In richelbilderbeek/ribir: ribir, basic phylogenetics page

library(dplyr)
library(tidyr)
library(reshape2)

Mann-Whitney U test

set.seed(42)
a <- runif(100)
b <- runif(100)
alpha <- 0.05 # Significance level
p_value <- wilcox.test(a, b, correct = FALSE)$p.value
if (p_value < alpha) {
  print(paste0("Different distributions, p = ", p_value))
} else {
  print(paste0("Same distributions, p = ", p_value))
}

a <- runif(100)
b <- rnorm(100)
p_value <- wilcox.test(a, b, correct = FALSE)$p.value
if (p_value < alpha) {
  print(paste0("Different distributions, p = ", p_value))
} else {
  print(paste0("Same distributions, p = ", p_value))
}

Measurements in two columns

Now these distributions are put in a data frame, replicates in a different column:

df <- data.frame(treatment = rep("A", 10), d1 = runif(10), d2 = rnorm(10))
df$treatment <- as.factor(df$treatment)
knitr::kable(df)

df_new <- df %>% group_by(treatment) %>% # nolint
   summarise(p_value = wilcox.test(d1, d2)$p.value)
knitr::kable(df_new)

Measurements in one column

Now these distributions are put in a data frame, replicates in a different column.

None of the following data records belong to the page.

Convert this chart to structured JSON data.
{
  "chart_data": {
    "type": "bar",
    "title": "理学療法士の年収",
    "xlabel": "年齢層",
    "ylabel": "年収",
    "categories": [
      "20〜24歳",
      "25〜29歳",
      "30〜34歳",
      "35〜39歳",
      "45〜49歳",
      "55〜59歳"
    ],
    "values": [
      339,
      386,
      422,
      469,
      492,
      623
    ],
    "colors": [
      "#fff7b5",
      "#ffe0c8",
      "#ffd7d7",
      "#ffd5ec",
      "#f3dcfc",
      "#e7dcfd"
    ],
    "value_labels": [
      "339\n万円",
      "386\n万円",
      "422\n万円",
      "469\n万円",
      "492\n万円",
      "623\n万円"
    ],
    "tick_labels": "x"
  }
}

This will not work as simple as I would expect: one has to add the index of each observation

df <- data.frame(
  treatment = rep("A", 10),
  replicate = rep(c("B", "C"), each = 5),
  i = rep(1:5, times = 2),
  x = c(runif(5), rnorm(5)),
  stringsAsFactors = FALSE
)
df$treatment <- as.factor(df$treatment)
df$replicate <- as.factor(df$replicate)
df$i <- as.factor(df$i)
knitr::kable(df)

df <- df %>% tidyr::spread(replicate, x)
# Remove column with title 'i'
df <- subset(df, select = -c(i))
knitr::kable(df)

# Now we can compare the columns
df_new <- df %>%
  group_by(treatment) %>%
  summarise(p_value = wilcox.test(B, C)$p.value)

knitr::kable(df_new)